Following poll-strategist Prashant Kishor’s meeting with TRS chief K Chandrasekhar Rao this weekend, the consultancy firm I-PAC has got into an agreement with TRS to help the party in the 2023 Assembly polls.
Kishor, meanwhile, is in talks with the Congress, which he is expected to sync with as an adviser.
Having guided election campaigns for state elections, Kishor underplayed the outcomes of voting in five states this year. “Battle for India will be fought and decided in 2024 and not in any state. Saheb knows this...This (is a) clever attempt to create a frenzy around state results to establish a decisive psychological advantage over the Opposition. Don’t fall or be part of this false narrative [sic],” he stated on March 11.
In West Bengal, it is difficult for the people to dissociate Kishor from I-PAC. He predicted that the BJP would struggle to “cross double digits” in the state, and if it does any better, “I must quit this space!” he had said. While his claim turned true, he regardless quit the space.

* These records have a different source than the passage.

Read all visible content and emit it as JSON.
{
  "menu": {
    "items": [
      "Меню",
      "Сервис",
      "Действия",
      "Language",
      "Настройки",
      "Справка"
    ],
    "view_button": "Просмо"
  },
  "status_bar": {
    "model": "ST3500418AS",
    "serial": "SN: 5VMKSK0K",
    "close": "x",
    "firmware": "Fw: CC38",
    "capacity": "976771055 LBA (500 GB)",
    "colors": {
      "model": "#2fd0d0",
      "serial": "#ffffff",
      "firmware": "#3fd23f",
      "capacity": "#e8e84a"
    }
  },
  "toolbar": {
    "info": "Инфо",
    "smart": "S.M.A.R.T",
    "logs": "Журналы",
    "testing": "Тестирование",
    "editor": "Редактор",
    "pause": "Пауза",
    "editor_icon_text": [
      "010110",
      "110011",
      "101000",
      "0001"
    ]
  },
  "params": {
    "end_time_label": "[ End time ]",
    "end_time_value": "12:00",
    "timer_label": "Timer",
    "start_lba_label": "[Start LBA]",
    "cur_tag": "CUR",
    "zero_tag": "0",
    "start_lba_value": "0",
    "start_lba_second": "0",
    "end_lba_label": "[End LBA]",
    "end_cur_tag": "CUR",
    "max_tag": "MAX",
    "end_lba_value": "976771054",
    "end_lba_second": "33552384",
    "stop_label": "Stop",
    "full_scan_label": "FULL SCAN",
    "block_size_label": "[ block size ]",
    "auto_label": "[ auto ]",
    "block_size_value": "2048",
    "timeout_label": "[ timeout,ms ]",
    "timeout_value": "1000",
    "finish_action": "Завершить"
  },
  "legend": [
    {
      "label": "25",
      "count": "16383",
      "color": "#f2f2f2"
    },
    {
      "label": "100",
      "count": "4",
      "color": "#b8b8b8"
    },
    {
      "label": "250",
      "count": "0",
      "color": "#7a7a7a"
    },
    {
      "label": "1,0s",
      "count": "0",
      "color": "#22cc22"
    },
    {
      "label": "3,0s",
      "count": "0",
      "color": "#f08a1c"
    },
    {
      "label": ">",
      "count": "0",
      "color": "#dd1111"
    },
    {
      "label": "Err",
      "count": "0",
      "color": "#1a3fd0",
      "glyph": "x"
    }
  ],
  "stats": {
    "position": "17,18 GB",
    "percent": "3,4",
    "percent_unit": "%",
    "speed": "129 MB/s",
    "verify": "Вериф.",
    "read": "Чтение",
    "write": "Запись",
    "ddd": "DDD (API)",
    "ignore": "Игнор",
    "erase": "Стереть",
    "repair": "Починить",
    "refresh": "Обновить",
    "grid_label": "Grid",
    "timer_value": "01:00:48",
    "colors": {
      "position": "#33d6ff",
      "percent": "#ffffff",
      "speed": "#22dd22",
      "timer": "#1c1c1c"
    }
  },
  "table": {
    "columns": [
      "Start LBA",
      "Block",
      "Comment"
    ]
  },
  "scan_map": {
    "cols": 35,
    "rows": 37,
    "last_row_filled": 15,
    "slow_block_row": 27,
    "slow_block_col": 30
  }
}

Doing something else was on his mind. Kishor’s 52 posts on his Twitter handle show the well-calculated balances he maintained and his shifting opinions in the political space. “Excited to start my new journey from Bihar!” he posted on September 16, 2018. The JD(U) had inducted him into the party as a vice president in September 2018. In December 2019, Kishor expressed “disappointment” over JD(U) supporting CAB in one among several tweets where he was vocal against the National Register of Citizens (NRC) and Citizenship (Amendment) Bill.
On January 28, 2020, Kishor directly attacked JD(U) leader Nitish Kumar, “What a fall for you to lie about how and why you made me join JD(U)!” A day after this post, the party disowned him.
Kishor’s interest in Congress was evident on December 24, 2019, when he extended “thanks” to Rahul Gandhi for “joining citizens’ movement” against CAA, NRC. He thanked Rahul and Priyanka again the following January.
In March, his two posts show a well-established distance from Nitish Kumar, while he speaks favourably for Congress. More posts concerning Kumar followed.
Kishor's last two are somewhat contradictory.
“The idea and space that Congress represents is vital for a strong Opposition. But its leadership is not the divine right of an individual especially when it has lost more than 90% (of) elections in (the) last ten years. Let Opposition leadership be decided democratically,” he posted on December 2, 2021.